Cisneros tempers this harsh reality with Esperanza's adaptation to the neighborhood. Other houses on the street are also fully occupied where other young girls' only taste of freedom is standing in the doorway singing. The other escape for these adolescent women is their discovery of themselves and by the men who too often circle the neighborhood like vultures. The essence of male control and abuse is the saddest reality of all in the novel. Esperanza writes poetry to cope with her loneliness (as Cisneros did as well thanks to the encouragement of a high school teacher) but cannot escape the waves of trauma that nearly envelop her small circle of female friends.
In the beginning, "Mango Street" is carefully collecting the events of daily life in the neighborhood. We see that Esperanza has an innate sense of right and wrong (the implication of admiration for the bright yellow Cadillac leads to a neighbor's arrest for car theft provides an early lesson) and Cisneros lets in hints of the beauty that she and Esperanza found in this world:
Then he starts it up and all sorts of things start happening. It's like all of the sudden he let go a million moths all over the dusty furniture and swan-neck shadows and in our bones. It's like drops of water. Or like marimbas only with a funny little plucked sound to it like if you were running your fingers across the teeth of a metal comb.
In passages like this, Cisneros speaks through Esperanza in finding the right words like both author and character had found the poetry within everyday life. It is this sense of identity that sneaks up on you over the forty-four small chapters. Cisneros lulls you into her world with typical behavior and then shows you how those who cross the line, actually change Esperanza's perspective.
In the end, "The House on Mango Street" is most significant because of its vivid portrait of Latin culture (and in the Midwest, which is atypical). A simple street, like any one in nearly any place, is not the "rich tapestry" most writers would want to erect. To Cisneros, these are the pieces of her world that she seeks to get away from. Yet just like Joyce, Crews, Nathan McCall, and countless others - the world that one wanted to leave behind to find a better life actually made the author and will always be part of their writing.

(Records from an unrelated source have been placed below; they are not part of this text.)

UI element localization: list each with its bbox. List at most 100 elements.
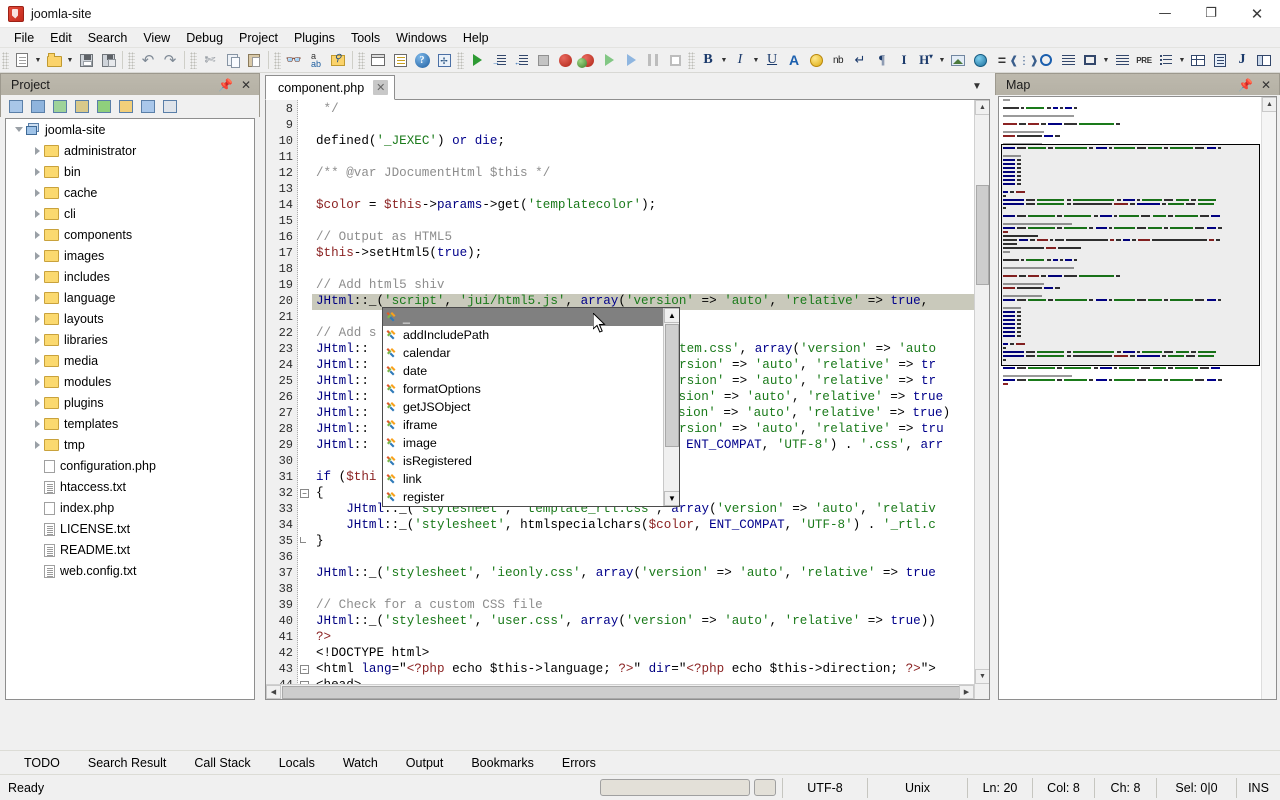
save-all-icon[interactable] [97,49,119,71]
project-tree[interactable]: joomla-site administrator bin cache cli compo… [5,118,255,700]
align-center-icon[interactable] [1057,49,1079,71]
toggle-panel-icon[interactable] [367,49,389,71]
expander-icon[interactable] [30,167,44,176]
hscroll-thumb[interactable] [282,686,962,699]
fold-toggle[interactable]: − [300,489,309,498]
expander-icon[interactable] [30,230,44,239]
autocomplete-scrollbar[interactable]: ▲ ▼ [663,308,679,506]
tree-item-index-php[interactable]: index.php [6,497,254,518]
autocomplete-item[interactable]: _ [383,308,663,326]
javascript-icon[interactable]: J [1231,49,1253,71]
tree-item-htaccess-txt[interactable]: htaccess.txt [6,476,254,497]
chevron-down-icon[interactable]: ▼ [1177,49,1187,71]
pin-icon[interactable]: 📌 [218,78,233,92]
preformatted-icon[interactable]: PRE [1133,49,1155,71]
properties-icon[interactable] [389,49,411,71]
close-icon[interactable]: ✕ [1261,78,1271,92]
dock-tab-errors[interactable]: Errors [548,756,610,770]
dock-tab-watch[interactable]: Watch [329,756,392,770]
list-icon[interactable] [1155,49,1177,71]
scroll-up-button[interactable]: ▲ [664,308,679,323]
align-right-icon[interactable] [1111,49,1133,71]
expander-icon[interactable] [30,335,44,344]
menu-tools[interactable]: Tools [343,28,388,48]
undo-icon[interactable]: ↶ [137,49,159,71]
copy-icon[interactable] [221,49,243,71]
tree-item-tmp[interactable]: tmp [6,434,254,455]
toolbar-grip[interactable] [190,51,197,69]
find-in-files-icon[interactable]: ⚲ [327,49,349,71]
autocomplete-item[interactable]: addIncludePath [383,326,663,344]
bold-icon[interactable]: B [697,49,719,71]
menu-windows[interactable]: Windows [388,28,455,48]
redo-icon[interactable]: ↷ [159,49,181,71]
help-icon[interactable]: ? [411,49,433,71]
chevron-down-icon[interactable]: ▼ [1101,49,1111,71]
italic-icon[interactable]: I [729,49,751,71]
stop-icon[interactable] [664,49,686,71]
tree-item-bin[interactable]: bin [6,161,254,182]
autocomplete-item[interactable]: getJSObject [383,398,663,416]
pin-icon[interactable]: 📌 [1238,78,1253,92]
new-file-icon[interactable] [11,49,33,71]
expander-icon[interactable] [30,146,44,155]
chevron-down-icon[interactable]: ▼ [719,49,729,71]
pause-icon[interactable] [642,49,664,71]
save-icon[interactable] [75,49,97,71]
cut-icon[interactable]: ✄ [199,49,221,71]
close-button[interactable]: ✕ [1234,0,1280,28]
maximize-button[interactable]: ❐ [1188,0,1234,28]
insert-form-icon[interactable] [1209,49,1231,71]
heading-icon[interactable]: H▾ [915,49,937,71]
stop-debug-icon[interactable] [532,49,554,71]
upload-icon[interactable] [94,97,113,116]
tree-item-README-txt[interactable]: README.txt [6,539,254,560]
remove-breakpoints-icon[interactable] [576,49,598,71]
autocomplete-popup[interactable]: _ addIncludePath calendar date formatOptions… [382,307,680,507]
expander-icon[interactable] [30,398,44,407]
menu-debug[interactable]: Debug [178,28,231,48]
menu-edit[interactable]: Edit [42,28,80,48]
expander-icon[interactable] [30,356,44,365]
status-encoding[interactable]: UTF-8 [782,777,867,798]
menu-view[interactable]: View [135,28,178,48]
project-properties-icon[interactable] [72,97,91,116]
expander-icon[interactable] [30,251,44,260]
chevron-down-icon[interactable]: ▼ [33,49,43,71]
dock-tab-bookmarks[interactable]: Bookmarks [457,756,548,770]
open-project-icon[interactable] [28,97,47,116]
open-file-icon[interactable] [43,49,65,71]
autocomplete-item[interactable]: register [383,488,663,506]
line-break-icon[interactable]: ↵ [849,49,871,71]
tree-root-joomla-site[interactable]: joomla-site [6,119,254,140]
insert-target-icon[interactable] [1035,49,1057,71]
fullscreen-icon[interactable]: ✢ [433,49,455,71]
autocomplete-list[interactable]: _ addIncludePath calendar date formatOptions… [383,308,663,506]
sync-icon[interactable] [138,97,157,116]
tree-item-includes[interactable]: includes [6,266,254,287]
dock-tab-locals[interactable]: Locals [265,756,329,770]
new-project-icon[interactable] [6,97,25,116]
minimap-viewport[interactable] [1001,144,1260,366]
tree-item-cache[interactable]: cache [6,182,254,203]
expander-icon[interactable] [30,419,44,428]
scroll-thumb[interactable] [665,324,679,447]
insert-anchor-icon[interactable]: ❰⋮❱ [1009,49,1038,71]
autocomplete-item[interactable]: iframe [383,416,663,434]
minimap-scrollbar[interactable]: ▲ [1261,97,1276,699]
tree-item-images[interactable]: images [6,245,254,266]
autocomplete-item[interactable]: calendar [383,344,663,362]
horizontal-rule-icon[interactable]: I [893,49,915,71]
tree-item-LICENSE-txt[interactable]: LICENSE.txt [6,518,254,539]
scroll-up-button[interactable]: ▲ [975,100,989,115]
chevron-down-icon[interactable]: ▼ [937,49,947,71]
expander-icon[interactable] [30,188,44,197]
autocomplete-item[interactable]: date [383,362,663,380]
chevron-down-icon[interactable]: ▼ [964,73,990,99]
insert-link-icon[interactable] [969,49,991,71]
font-color-icon[interactable]: A [783,49,805,71]
menu-help[interactable]: Help [455,28,497,48]
dock-tab-call-stack[interactable]: Call Stack [180,756,264,770]
dock-tab-todo[interactable]: TODO [10,756,74,770]
step-icon[interactable] [620,49,642,71]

Mik Davis is the record store manager at T-Bones Records & Cafe in Hattiesburg.
New This Week
SPEED ROUND
U2 - Songs of Surrender [2LP/2CD/DLX/SUPER DLX](Island)

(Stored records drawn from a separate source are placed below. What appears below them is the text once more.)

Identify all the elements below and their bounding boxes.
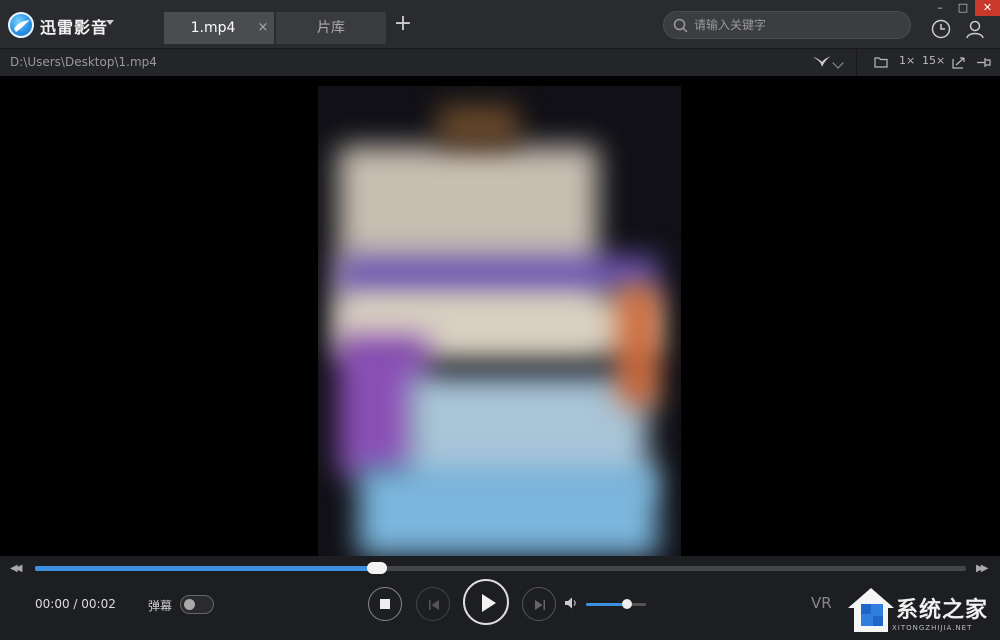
toggle-knob [184, 599, 195, 610]
video-display[interactable] [0, 76, 1000, 556]
volume-handle[interactable] [621, 599, 632, 609]
skip-next-icon [535, 600, 545, 610]
danmu-toggle[interactable] [180, 595, 214, 614]
tab-library[interactable]: 片库 [276, 12, 386, 44]
vr-button[interactable]: VR [811, 594, 832, 612]
play-button[interactable] [463, 579, 509, 625]
close-window-button[interactable]: ✕ [975, 0, 1000, 16]
history-clock-icon[interactable] [930, 18, 952, 40]
file-path-bar: D:\Users\Desktop\1.mp4 1× 15× [0, 48, 1000, 77]
fast-forward-button[interactable]: ▶▶ [976, 563, 989, 574]
search-box[interactable] [663, 11, 911, 39]
tab-close-icon[interactable]: × [256, 12, 270, 44]
xunlei-logo-icon[interactable] [8, 12, 34, 38]
skip-previous-icon [429, 600, 439, 610]
tab-label: 片库 [317, 20, 345, 36]
app-name[interactable]: 迅雷影音 [40, 14, 108, 38]
watermark-title: 系统之家 [896, 598, 989, 623]
speed-15x-button[interactable]: 15× [922, 54, 945, 67]
video-frame [318, 86, 681, 556]
app-menu-caret-icon[interactable] [106, 20, 114, 25]
rewind-button[interactable]: ◀◀ [10, 563, 23, 574]
swallow-icon[interactable] [812, 54, 832, 70]
add-tab-button[interactable]: + [392, 13, 414, 36]
search-input[interactable] [694, 15, 894, 35]
pin-on-top-icon[interactable] [976, 56, 992, 69]
volume-icon[interactable] [564, 596, 578, 610]
minimize-to-corner-icon[interactable] [952, 56, 966, 69]
progress-handle[interactable] [366, 562, 387, 574]
minimize-button[interactable]: – [929, 0, 951, 16]
progress-fill [35, 566, 377, 571]
play-icon [482, 594, 496, 612]
watermark: 系统之家 XITONGZHIJIA.NET [840, 578, 1000, 638]
watermark-url: XITONGZHIJIA.NET [892, 624, 973, 632]
time-display: 00:00 / 00:02 [35, 597, 116, 611]
divider [856, 49, 857, 77]
danmu-label: 弹幕 [148, 599, 173, 613]
chevron-down-icon[interactable] [832, 57, 844, 69]
playback-controls: ◀◀ ▶▶ 00:00 / 00:02 弹幕 VR 系统之家 XITONGZHI… [0, 556, 1000, 640]
tab-current-file[interactable]: 1.mp4 × [164, 12, 274, 44]
next-button[interactable] [522, 587, 556, 621]
search-icon [673, 18, 688, 33]
progress-bar[interactable] [35, 562, 966, 574]
title-bar: 迅雷影音 1.mp4 × 片库 + – □ ✕ [0, 0, 1000, 48]
folder-icon[interactable] [874, 56, 888, 68]
tab-label: 1.mp4 [190, 20, 236, 36]
previous-button[interactable] [416, 587, 450, 621]
speed-1x-button[interactable]: 1× [899, 54, 915, 67]
maximize-button[interactable]: □ [952, 0, 974, 16]
stop-icon [380, 599, 390, 609]
user-account-icon[interactable] [964, 18, 986, 40]
volume-fill [586, 603, 627, 606]
volume-slider[interactable] [586, 599, 646, 609]
file-path: D:\Users\Desktop\1.mp4 [10, 55, 157, 69]
watermark-house-logo-icon [848, 588, 894, 632]
stop-button[interactable] [368, 587, 402, 621]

For the first time ever, U2 is giving us re-recorded (and even some acoustic) versions of 40 songs in their lengthy catalog. To coincide with Bono's soon-to-be-published memoir, "Songs of Surrender" was how U2 spent the lockdown.

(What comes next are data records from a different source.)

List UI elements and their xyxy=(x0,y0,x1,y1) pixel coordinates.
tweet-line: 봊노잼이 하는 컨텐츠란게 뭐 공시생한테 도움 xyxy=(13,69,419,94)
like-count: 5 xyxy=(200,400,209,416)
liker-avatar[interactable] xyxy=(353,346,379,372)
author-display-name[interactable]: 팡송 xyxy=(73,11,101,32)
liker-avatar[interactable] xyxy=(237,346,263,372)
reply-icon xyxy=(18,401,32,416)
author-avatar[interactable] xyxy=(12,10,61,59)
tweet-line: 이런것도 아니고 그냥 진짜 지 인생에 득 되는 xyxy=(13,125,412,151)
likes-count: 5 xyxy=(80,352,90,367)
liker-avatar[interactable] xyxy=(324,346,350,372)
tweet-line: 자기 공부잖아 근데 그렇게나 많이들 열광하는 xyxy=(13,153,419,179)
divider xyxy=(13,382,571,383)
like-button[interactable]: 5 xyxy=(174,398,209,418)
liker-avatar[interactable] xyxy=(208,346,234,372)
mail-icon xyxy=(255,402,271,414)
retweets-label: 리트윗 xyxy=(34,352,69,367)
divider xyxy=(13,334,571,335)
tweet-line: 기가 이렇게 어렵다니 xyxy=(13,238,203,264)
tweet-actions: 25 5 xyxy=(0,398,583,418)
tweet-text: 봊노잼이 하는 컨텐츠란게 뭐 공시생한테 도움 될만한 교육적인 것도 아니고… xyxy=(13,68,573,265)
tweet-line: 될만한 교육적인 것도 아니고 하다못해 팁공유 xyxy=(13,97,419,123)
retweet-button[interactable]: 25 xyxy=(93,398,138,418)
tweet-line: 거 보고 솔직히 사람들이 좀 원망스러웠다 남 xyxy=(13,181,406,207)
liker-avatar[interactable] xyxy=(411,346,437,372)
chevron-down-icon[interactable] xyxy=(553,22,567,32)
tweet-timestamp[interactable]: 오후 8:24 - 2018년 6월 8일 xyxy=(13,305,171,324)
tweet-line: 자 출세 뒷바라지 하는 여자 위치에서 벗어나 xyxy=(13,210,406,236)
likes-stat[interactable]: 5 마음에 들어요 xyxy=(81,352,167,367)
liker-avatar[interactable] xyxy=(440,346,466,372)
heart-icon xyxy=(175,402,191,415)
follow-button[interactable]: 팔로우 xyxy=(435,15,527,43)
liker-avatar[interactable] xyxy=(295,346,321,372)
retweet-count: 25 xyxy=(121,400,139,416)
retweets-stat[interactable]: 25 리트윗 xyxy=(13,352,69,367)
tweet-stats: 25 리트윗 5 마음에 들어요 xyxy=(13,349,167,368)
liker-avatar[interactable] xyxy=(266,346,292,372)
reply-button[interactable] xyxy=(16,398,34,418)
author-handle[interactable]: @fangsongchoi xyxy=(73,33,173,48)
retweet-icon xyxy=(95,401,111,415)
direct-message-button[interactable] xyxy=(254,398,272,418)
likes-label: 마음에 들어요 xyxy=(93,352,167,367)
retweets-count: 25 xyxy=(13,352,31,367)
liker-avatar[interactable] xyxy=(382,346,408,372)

JULIAN LAGE - The Layers [LP/CD](Blue Note)
Guitarist extraordinaire Julian Lage is more quiet and intimate than "View With A Room," as Lage sits down with his drummer and bassist separated to record "duets" that are actually far denser (the title cut and the streams of notes in the middle of "This World") and more like the ECM records of the Seventies.
M83 - Fantasy [LP/CD](Mute/Elektra)
For their ninth record, M83 goes back to their most beloved ("Before The Dawn Heals Us" from 2005) and most successful (2011's "Hurry Up, We're Dreaming") for a record that is more like their dazzling days as a band. "Waters Deep" is highly uncharacteristic of anything they have done previously and generates real interest in this album (compared to the last two).
UNKNOWN MORTAL ORCHESTRA - V [2LP/CD](Jagjaguwar/Secretly/AMPED)
Since the triumph of their "IC-01 Hanoi" EP in 2018, Ruban Nielson and the other members of this band still scattered over continents have been amassing a wealth of songs that range from Pop, to crunchy Rock to Hawaiian music (where it was recorded).
100 GECS - 10000 gecs [LP/CD](Dog Show/Atlantic)
The interregnum of the early Twenties was not kind to the HyperPop wizards Dylan Brady and Laura Les. While they did release singles (which are collected here), their glitchy, overdriven jams lost a lot of indie heat. As a result, the most identifiable tracks here are starting to sound like Alt.Rock from the Nineties ("Doritos and Fritos") which may not be the best thing.